Objective To investigate the preventive and therapeutic effects of normal mouse serum (NMS) on radiation-induced lung injury (RILI) in mice.

Methods Radiation pneumonitis models were established by whole-lung irradiation with 13 Gy, and radiation-induced fibrosis models were established by right-lung irradiation with 17 Gy in mice. The mice were randomly divided into the control group, the serum group, the irradiation group and the irradiation+serum group by stratified randomization, with 6 mice in each group. Mice in the serum group and irradiation+serum group received intravenous injections of 100 μL of normal mouse serum via the tail vein following irradiation, whereas mice in the control group and irradiation group received 100 μL of normal saline via the same route. Injections were administered every other day for a total of eight times. Tissue and blood samples were collected at 1.5 months and 7 months post-irradiation to evaluate relevant biological indicators. Levels of inflammatory factors in both serum and lung tissue were measured using ELISA kits. Morphological alterations and collagen deposition in lung tissue were assessed using hematoxylin-eosin (H&E) and Masson’s trichrome staining methods. Expression levels of fibrosis-related genes in the lungs were analyzed by qRT-PCR, while the expression levels of corresponding fibrosis-associated proteins were evaluated using immunohistochemistry and Western blot analysis. For statistical comparison, the independent-sample t-test assuming equal variances was applied to normally distributed measurement data between two groups.

Results Compared with the irradiation group, the lung organ coefficient in the irradiation+serum group was significantly reduced (0.649±0.050) vs. (0.766±0.076) 1.5 months after whole-lung irradiation with 13 Gy, and the difference was statistically significant (t=2.626, P<0.05), The pulmonary inflammatory phenotype was ameliorated. The levels of pneumonia-related inflammatory factors TGF-β, TNF-α, IL-1α, and IL-6 in the supernatant of mouse lung tissue were decreased (382.500±24.700 pg/ml) vs. (457.100±46.900 pg/ml), (349.600±41.830 pg/ml) vs. (426.200±56.250 pg/ml), (14.550±0.523 pg/ml) vs. (16.680±1.015 pg/ml), (32.830±3.640 pg/ml) vs. (40.650±4.345 pg/ml) (t=2.667 ~ 3.226, all P<0.05), and the levels of TGF-β, TNF-α, IL-1α, and IL-6 in the serum were also decreased (401.900±53.980 pg/ml) vs. (482.800±41.190 pg/ml), (403.500±39.990 pg/ml) vs. (492.300±38.690 pg/ml), (15.83±1.028 pg/ml) vs. (18.740±2.172 pg/ml), (32.980±3.193 pg/ml) vs. (41.920±2.865 pg/ml) (t=2.464~5.104, all P<0.05).

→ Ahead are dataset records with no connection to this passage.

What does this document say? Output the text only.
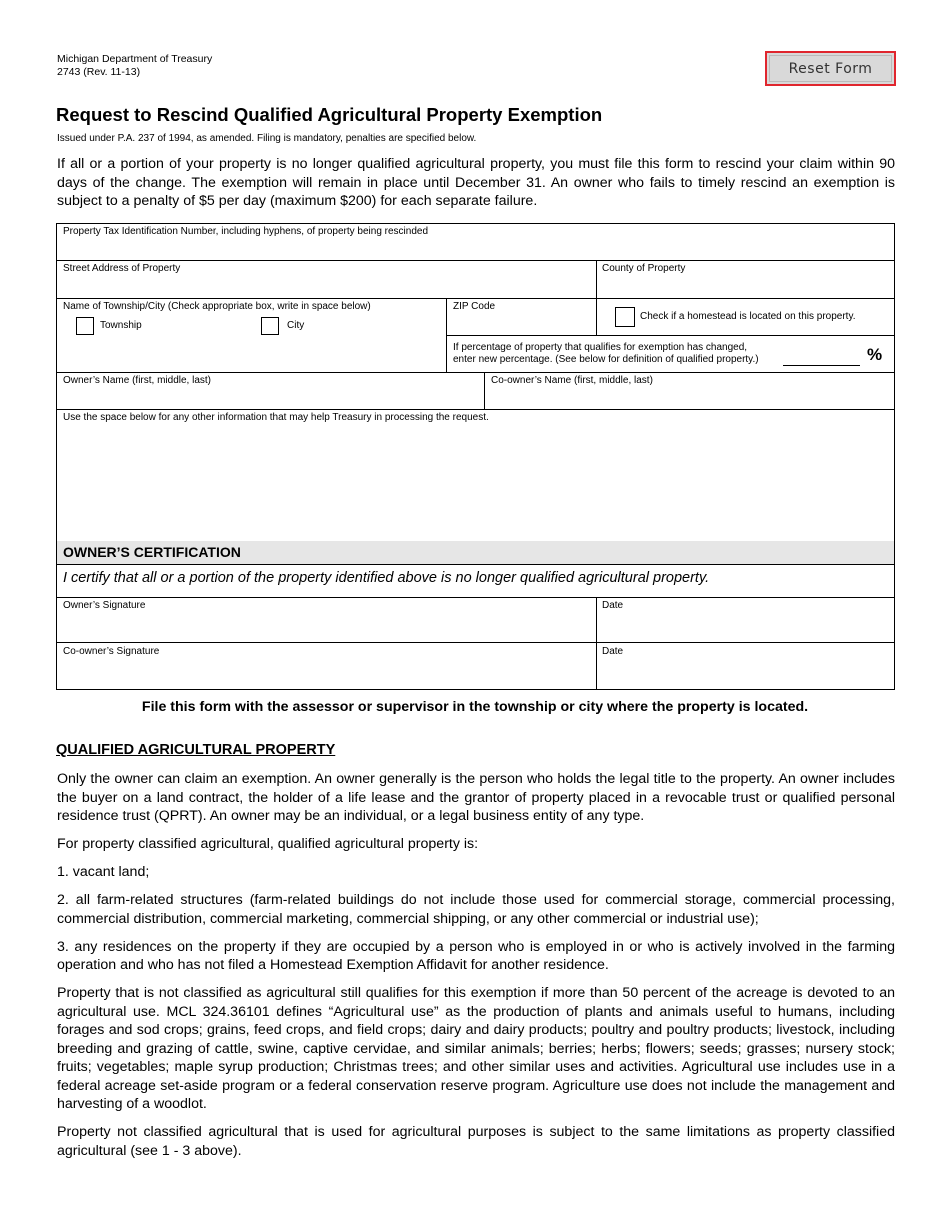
Michigan Department of Treasury
2743 (Rev. 11-13)	Reset Form
Request to Rescind Qualified Agricultural Property Exemption
Issued under P.A. 237 of 1994, as amended. Filing is mandatory, penalties are specified below.
If all or a portion of your property is no longer qualified agricultural property, you must file this form to rescind your claim within 90 days of the change. The exemption will remain in place until December 31. An owner who fails to timely rescind an exemption is subject to a penalty of $5 per day (maximum $200) for each separate failure.
Property Tax Identification Number, including hyphens, of property being rescinded
Street Address of Property	County of Property
Name of Township/City (Check appropriate box, write in space below)
Township	City
ZIP Code
Check if a homestead is located on this property.
If percentage of property that qualifies for exemption has changed,
enter new percentage. (See below for definition of qualified property.)	%
Owner’s Name (first, middle, last)	Co-owner’s Name (first, middle, last)
Use the space below for any other information that may help Treasury in processing the request.
OWNER’S CERTIFICATION
I certify that all or a portion of the property identified above is no longer qualified agricultural property.
Owner’s Signature	Date
Co-owner’s Signature	Date
File this form with the assessor or supervisor in the township or city where the property is located.
QUALIFIED AGRICULTURAL PROPERTY

Only the owner can claim an exemption. An owner generally is the person who holds the legal title to the property. An owner includes the buyer on a land contract, the holder of a life lease and the grantor of property placed in a revocable trust or qualified personal residence trust (QPRT). An owner may be an individual, or a legal business entity of any type.

For property classified agricultural, qualified agricultural property is:

1. vacant land;

2. all farm-related structures (farm-related buildings do not include those used for commercial storage, commercial processing, commercial distribution, commercial marketing, commercial shipping, or any other commercial or industrial use);

3. any residences on the property if they are occupied by a person who is employed in or who is actively involved in the farming operation and who has not filed a Homestead Exemption Affidavit for another residence.

Property that is not classified as agricultural still qualifies for this exemption if more than 50 percent of the acreage is devoted to an agricultural use. MCL 324.36101 defines “Agricultural use” as the production of plants and animals useful to humans, including forages and sod crops; grains, feed crops, and field crops; dairy and dairy products; poultry and poultry products; livestock, including breeding and grazing of cattle, swine, captive cervidae, and similar animals; berries; herbs; flowers; seeds; grasses; nursery stock; fruits; vegetables; maple syrup production; Christmas trees; and other similar uses and activities. Agricultural use includes use in a federal acreage set-aside program or a federal conservation reserve program. Agriculture use does not include the management and harvesting of a woodlot.

Property not classified agricultural that is used for agricultural purposes is subject to the same limitations as property classified agricultural (see 1 - 3 above).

Furthermore, compared with the irradiation group, the pathological manifestations of collagen deposition and morphological alterations in the right lung tissue of the irradiation+serum group were markedly improved 7 months after 17 Gy irradiation. Additionally, the expression levels of fibrosis-related genes, including Mmp2, Fibronectin, Mcp1, TNF-α, Col1a1, and Mmp13 (1.240±0.2449) vs. (1.862±0.456), (2.681±1.115) vs. (5.314±2.022), (1.608±0.283) vs. (3.123±0.573), (1.192±0.352) vs. (1.975±0.365), (1.473±0.677) vs. (2.646±0.551), (1.136±0.475) vs. (2.492±0.444) (t=2.550~5.236, all P<0.05), as well as the expression levels of fibrosis-related proteins Col1a1 and Alpha-SMA (1.433±0.282) vs. (2.732±0.612), (1.220±0.372) vs. (1.888±0.174) (t=3.340, 2.819, all P<0.05), were significantly downregulated.

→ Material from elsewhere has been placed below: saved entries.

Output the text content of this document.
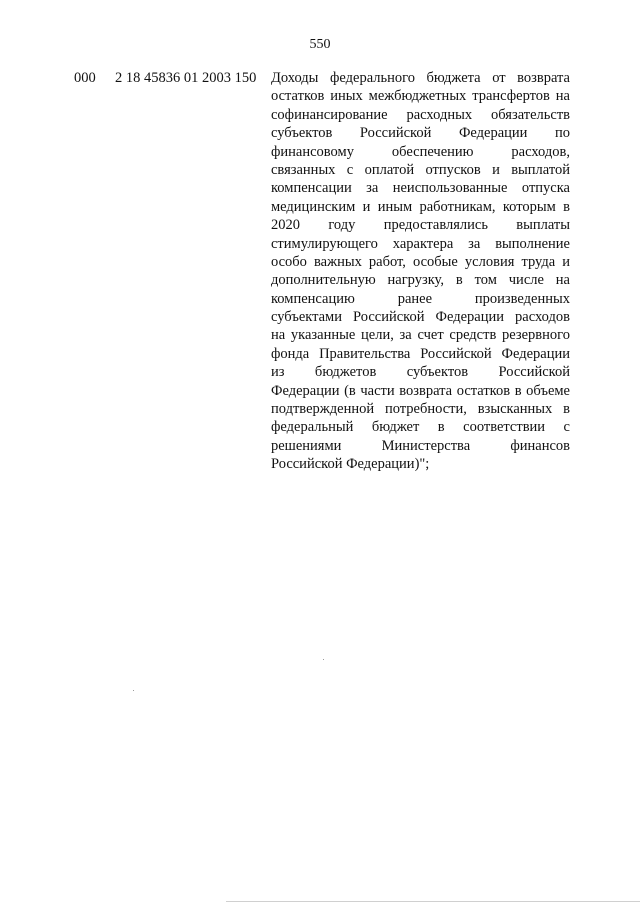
550
000 2 18 45836 01 2003 150 Доходы федерального бюджета от возврата
остатков иных межбюджетных трансфертов на
софинансирование расходных обязательств
субъектов Российской Федерации по
финансовому обеспечению расходов,
связанных с оплатой отпусков и выплатой
компенсации за неиспользованные отпуска
медицинским и иным работникам, которым в
2020 году предоставлялись выплаты
стимулирующего характера за выполнение
особо важных работ, особые условия труда и
дополнительную нагрузку, в том числе на
компенсацию ранее произведенных
субъектами Российской Федерации расходов
на указанные цели, за счет средств резервного
фонда Правительства Российской Федерации
из бюджетов субъектов Российской
Федерации (в части возврата остатков в объеме
подтвержденной потребности, взысканных в
федеральный бюджет в соответствии с
решениями Министерства финансов
Российской Федерации)";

Conclusions NMS can effectively alleviate the severity of radiation pneumonia and radiation pulmonary fibrosis in mice, demonstrating a certain preventive and therapeutic potential for radiation-induced lung injury. Early intervention during the early phase of radiation pneumonitis may effectively reduce and delay the progression of radiation-induced pulmonary fibrosis.